As with Flash cookie respawning:

…the most prominent trackers have by-and-large stopped using it, [following a public backlash].

However, far more smaller third-party trackers are using Canvas fingerprinting:

…obscure trackers… less concerned about public perception.

You may be glad to hear that the applications for Canvas fingerprinting have shifted too: less behavioral tracking, more fraud detection.

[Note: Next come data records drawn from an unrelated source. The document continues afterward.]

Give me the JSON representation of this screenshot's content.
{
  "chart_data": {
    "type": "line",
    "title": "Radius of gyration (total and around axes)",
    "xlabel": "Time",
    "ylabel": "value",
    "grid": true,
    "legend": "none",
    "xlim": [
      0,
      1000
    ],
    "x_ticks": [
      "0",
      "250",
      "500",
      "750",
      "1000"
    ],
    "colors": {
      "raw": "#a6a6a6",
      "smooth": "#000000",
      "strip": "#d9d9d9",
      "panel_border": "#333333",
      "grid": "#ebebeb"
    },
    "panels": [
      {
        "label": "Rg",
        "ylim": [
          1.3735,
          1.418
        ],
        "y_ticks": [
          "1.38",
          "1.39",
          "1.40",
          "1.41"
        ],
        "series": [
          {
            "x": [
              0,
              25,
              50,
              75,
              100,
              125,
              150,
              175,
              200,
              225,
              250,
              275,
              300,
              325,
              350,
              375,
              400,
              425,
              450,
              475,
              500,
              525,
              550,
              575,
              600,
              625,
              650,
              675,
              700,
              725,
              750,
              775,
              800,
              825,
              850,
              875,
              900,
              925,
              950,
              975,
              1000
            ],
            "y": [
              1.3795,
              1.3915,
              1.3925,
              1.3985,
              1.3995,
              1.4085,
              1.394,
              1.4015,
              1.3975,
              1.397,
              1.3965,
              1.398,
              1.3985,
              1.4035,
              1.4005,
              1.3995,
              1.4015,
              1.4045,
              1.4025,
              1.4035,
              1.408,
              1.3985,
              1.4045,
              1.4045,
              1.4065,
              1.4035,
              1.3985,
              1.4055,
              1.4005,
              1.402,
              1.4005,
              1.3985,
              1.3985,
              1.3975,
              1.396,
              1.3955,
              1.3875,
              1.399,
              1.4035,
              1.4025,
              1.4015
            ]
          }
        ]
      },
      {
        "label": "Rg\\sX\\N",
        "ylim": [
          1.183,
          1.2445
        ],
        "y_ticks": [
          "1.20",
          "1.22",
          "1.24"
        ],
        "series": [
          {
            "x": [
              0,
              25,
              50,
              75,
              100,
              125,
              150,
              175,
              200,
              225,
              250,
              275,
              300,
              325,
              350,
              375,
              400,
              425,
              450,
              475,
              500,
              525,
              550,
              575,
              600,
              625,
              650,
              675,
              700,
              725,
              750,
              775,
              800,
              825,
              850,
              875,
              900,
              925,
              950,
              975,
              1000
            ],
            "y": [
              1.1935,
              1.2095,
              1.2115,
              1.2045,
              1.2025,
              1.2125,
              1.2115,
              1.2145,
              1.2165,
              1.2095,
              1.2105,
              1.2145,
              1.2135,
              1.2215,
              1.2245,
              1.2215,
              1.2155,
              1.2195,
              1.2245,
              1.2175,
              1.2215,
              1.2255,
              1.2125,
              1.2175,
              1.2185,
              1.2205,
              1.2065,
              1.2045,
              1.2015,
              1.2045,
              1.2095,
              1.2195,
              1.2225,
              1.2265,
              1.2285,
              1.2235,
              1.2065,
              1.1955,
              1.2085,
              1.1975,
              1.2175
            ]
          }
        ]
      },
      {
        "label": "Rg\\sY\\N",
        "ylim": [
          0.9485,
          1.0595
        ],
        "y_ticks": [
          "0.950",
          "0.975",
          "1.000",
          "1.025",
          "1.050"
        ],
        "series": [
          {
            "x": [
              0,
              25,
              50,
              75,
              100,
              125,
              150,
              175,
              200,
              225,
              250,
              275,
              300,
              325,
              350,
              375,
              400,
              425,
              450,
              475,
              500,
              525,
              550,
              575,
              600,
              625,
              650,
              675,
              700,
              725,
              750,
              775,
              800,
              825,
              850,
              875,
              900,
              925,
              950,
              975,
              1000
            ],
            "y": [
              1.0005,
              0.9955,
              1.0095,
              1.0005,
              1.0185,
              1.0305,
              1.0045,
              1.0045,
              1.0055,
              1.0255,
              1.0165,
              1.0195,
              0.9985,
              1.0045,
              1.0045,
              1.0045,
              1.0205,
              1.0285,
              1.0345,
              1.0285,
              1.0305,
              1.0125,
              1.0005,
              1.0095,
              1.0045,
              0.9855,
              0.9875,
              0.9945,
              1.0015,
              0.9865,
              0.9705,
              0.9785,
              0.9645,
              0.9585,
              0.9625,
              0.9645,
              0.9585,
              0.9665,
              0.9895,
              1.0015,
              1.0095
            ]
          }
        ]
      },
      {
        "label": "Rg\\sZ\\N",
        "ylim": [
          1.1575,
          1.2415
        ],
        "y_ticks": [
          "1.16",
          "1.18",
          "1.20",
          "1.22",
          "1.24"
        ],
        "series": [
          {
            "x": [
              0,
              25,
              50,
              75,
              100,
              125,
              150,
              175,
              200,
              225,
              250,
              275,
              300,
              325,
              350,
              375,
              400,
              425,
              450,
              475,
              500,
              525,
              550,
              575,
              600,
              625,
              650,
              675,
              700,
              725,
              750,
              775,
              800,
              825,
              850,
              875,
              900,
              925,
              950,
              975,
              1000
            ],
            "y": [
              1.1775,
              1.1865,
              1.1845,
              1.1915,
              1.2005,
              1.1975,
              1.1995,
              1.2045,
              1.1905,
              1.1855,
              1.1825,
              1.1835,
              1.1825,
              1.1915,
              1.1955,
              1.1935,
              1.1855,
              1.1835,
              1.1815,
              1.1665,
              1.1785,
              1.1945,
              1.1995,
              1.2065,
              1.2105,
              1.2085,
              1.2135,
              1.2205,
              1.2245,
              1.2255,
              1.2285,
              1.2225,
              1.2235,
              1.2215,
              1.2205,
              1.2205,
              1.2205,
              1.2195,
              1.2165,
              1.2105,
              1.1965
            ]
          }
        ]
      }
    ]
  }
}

Englehardt and Narayanan also performed the first large-scale search for several additional, provocative forms of device fingerprinting:

  • Previously unknown AudioContext fingerprinting, exploiting differences in how browsers process audio (found on 67 sites)
  • WebRTC Local IP Discovery, in which browsers routinely send network addresses to web applications, including Ethernet and Wi-Fi addresses, as well as addresses from the public side of NAT connections (found on 715 sites)
  • Fingerprinting of device font lists (found on 3,250 sites)
  • Battery fingerprinting, based on the surprising discovery that your browser will report unique information associated with your device’s battery status – found in two third-party scripts

Englehardt and Narayanan say privacy tools like Ghostery do a nice job of protecting against standard tracking scripts from widely-used third-party trackers. However, they sometimes miss more obscure scripts using these emerging, exotic techniques.

To capture their massive datasets, the researchers built a complete web privacy measurement framework, OpenWPM. Unlike most earlier privacy testing tools, it’s built to operate at any scale, up to millions of sites.

Since they’ve open-sourced OpenWPM, anyone can use it. That includes academics: it’s already been part of seven published studies. It also includes site owners who want to know what third-party trackers are doing on their sites. And it especially includes journalists and activists.

By shining a light on privacy at scale, and making it easier for others to do so, Englehardt and Narayanan believe they can drive better behavior. And that can only be a good thing.